February 24, 2004-George Bush set the US on the path to war in Iraq with a formal order signed in February 2002, more than a year before the invasion, according to a book published yesterday.

The revelation casts doubt on the public insistence by US and British officials throughout 2002 that no decision had been taken to go to war, pending negotiations at the United Nations.

Rumsfeld's War is by Rowan Scarborough, the Pentagon correspondent for the conservative Washington Times newspaper, which is known for its contacts in the defence department's civilian leadership.

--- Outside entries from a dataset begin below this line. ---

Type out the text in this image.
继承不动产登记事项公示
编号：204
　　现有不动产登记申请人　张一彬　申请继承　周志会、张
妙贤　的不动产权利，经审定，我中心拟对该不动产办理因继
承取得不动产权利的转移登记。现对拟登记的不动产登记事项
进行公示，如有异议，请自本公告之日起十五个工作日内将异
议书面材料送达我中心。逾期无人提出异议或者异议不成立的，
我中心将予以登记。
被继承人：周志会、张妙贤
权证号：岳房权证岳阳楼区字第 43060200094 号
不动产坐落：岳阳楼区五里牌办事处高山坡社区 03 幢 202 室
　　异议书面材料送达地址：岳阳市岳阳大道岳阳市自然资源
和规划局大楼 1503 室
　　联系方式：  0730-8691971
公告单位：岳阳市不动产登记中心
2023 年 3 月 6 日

"On February 16 2002, Bush signed a secret national security council directive establishing the goals and objectives for going to war with Iraq, according to classified documents I obtained," Mr Scarborough wrote, in an account of the "global war on terrorism" as seen from the office of Donald Rumsfeld, the defence secretary.

The next month, he writes, the head of central command, General Tommy Franks, conducted a "major Iraq war exercise code-named "Prominent Hammer", and in April he briefed the joint chiefs of staff on the invasion plan.

"Franks's plan called for 200,000 to 250,000 troops and a two-front land war... striking from Kuwait and from Turkey," the book says.

The national security council refused to comment on the book's claims about the February directive. "I don't do book reviews," a White House official said.

Ivo Daalder, an official in Bill Clinton's national security council, said a national security presidential directive was "the most formal way that decisions by the president and others are communicated to the rest of the government."

Rumsfeld's War reproduces excerpts from a secret Defence Intelligence Agency briefing document in July 1999 about future threats to the US.

It portrays Saddam Hussein's Iraq as a threat only if sanctions were lifted. But the administration decided that neither inspections nor sanctions were working, partly as a result of later discredited reports that Saddam had stockpiled WMDs.